Une plongée dans la pègre poisseuse

Phot: AFP
Les panneaux d'affiche de la nouvelle série Netflix indienne "Sacred Games" dans les rues de Mumbai.
Kultur 2 Min. 17.07.2018

Une plongée dans la pègre poisseuse

Tournée en hindi, une série suit la traque d'un policier qui tente de capturer un parrain au «goût masala».

Bombay. La plateforme vidéo américaine Netflix a mis en ligne sa première série originale indienne, déterminée à s'ancrer fermement sur un marché local de la vidéo à la demande au potentiel alléchant, aussi convoité par son rival Amazon Prime.

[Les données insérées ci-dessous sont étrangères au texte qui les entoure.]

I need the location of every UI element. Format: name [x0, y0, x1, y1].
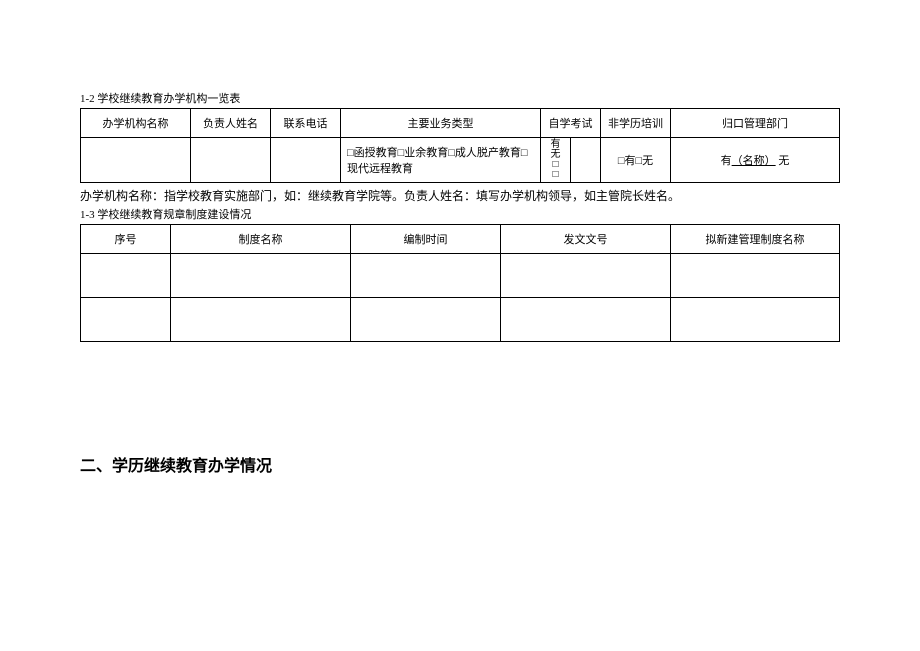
table1-header-row: 办学机构名称 负责人姓名 联系电话 主要业务类型 自学考试 非学历培训 归口管理… — [81, 109, 840, 138]
th-selfexam: 自学考试 — [541, 109, 601, 138]
th-biz: 主要业务类型 — [341, 109, 541, 138]
table1-data-row: □函授教育□业余教育□成人脱产教育□现代远程教育 有 无 □ □ □有□无 有（… — [81, 138, 840, 183]
selfexam-box2: □ — [552, 169, 558, 180]
table1-note: 办学机构名称：指学校教育实施部门，如：继续教育学院等。负责人姓名：填写办学机构领… — [80, 187, 840, 204]
table2-row2 — [81, 298, 840, 342]
table1-caption: 1-2 学校继续教育办学机构一览表 — [80, 90, 840, 106]
mgmt-name: （名称） — [732, 155, 776, 167]
cell — [501, 298, 671, 342]
table-institutions: 办学机构名称 负责人姓名 联系电话 主要业务类型 自学考试 非学历培训 归口管理… — [80, 108, 840, 183]
cell-phone — [271, 138, 341, 183]
cell — [81, 298, 171, 342]
th-docno: 发文文号 — [501, 225, 671, 254]
th-phone: 联系电话 — [271, 109, 341, 138]
th-nonacad: 非学历培训 — [601, 109, 671, 138]
cell — [501, 254, 671, 298]
cell-mgmt: 有（名称） 无 — [671, 138, 840, 183]
cell — [171, 254, 351, 298]
cell-selfexam-empty — [571, 138, 601, 183]
cell-selfexam-labels: 有 无 □ □ — [541, 138, 571, 183]
cell-name — [81, 138, 191, 183]
th-seq: 序号 — [81, 225, 171, 254]
cell-leader — [191, 138, 271, 183]
table2-caption: 1-3 学校继续教育规章制度建设情况 — [80, 206, 840, 222]
cell — [171, 298, 351, 342]
cell — [351, 254, 501, 298]
table2-header-row: 序号 制度名称 编制时间 发文文号 拟新建管理制度名称 — [81, 225, 840, 254]
th-regname: 制度名称 — [171, 225, 351, 254]
cell — [351, 298, 501, 342]
section2-title: 二、学历继续教育办学情况 — [80, 452, 840, 476]
cell-biz: □函授教育□业余教育□成人脱产教育□现代远程教育 — [341, 138, 541, 183]
cell-nonacad: □有□无 — [601, 138, 671, 183]
cell — [671, 298, 840, 342]
cell — [81, 254, 171, 298]
table-regulations: 序号 制度名称 编制时间 发文文号 拟新建管理制度名称 — [80, 224, 840, 342]
th-leader: 负责人姓名 — [191, 109, 271, 138]
mgmt-you: 有 — [721, 155, 732, 167]
cell — [671, 254, 840, 298]
th-newname: 拟新建管理制度名称 — [671, 225, 840, 254]
table2-row1 — [81, 254, 840, 298]
mgmt-wu: 无 — [776, 155, 790, 167]
th-mgmt: 归口管理部门 — [671, 109, 840, 138]
th-name: 办学机构名称 — [81, 109, 191, 138]
th-date: 编制时间 — [351, 225, 501, 254]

«Sacred Games» – «Le seigneur de Bombay» en français – adapté du roman de 2006 de l'écrivain Vikram Chandra, offre une plongée dans l'univers poisseux de la pègre de la capitale économique indienne. Portée par des stars comme Nawazuddin Siddiqui, Saif Ali Khan et Radhika Apte, la série place la barre haute pour les services de streaming dans ce pays de 1,25 milliard d'habitants où le nombre d'internautes croît de façon exponentielle.

Bloqué en Chine, Netflix investit largement dans le second pays le plus peuplé de la planète, cherchant à attirer des jeunes consommateurs surfant avidement sur la toile grâce à des tarifs d'Internet parmi les plus bas du monde.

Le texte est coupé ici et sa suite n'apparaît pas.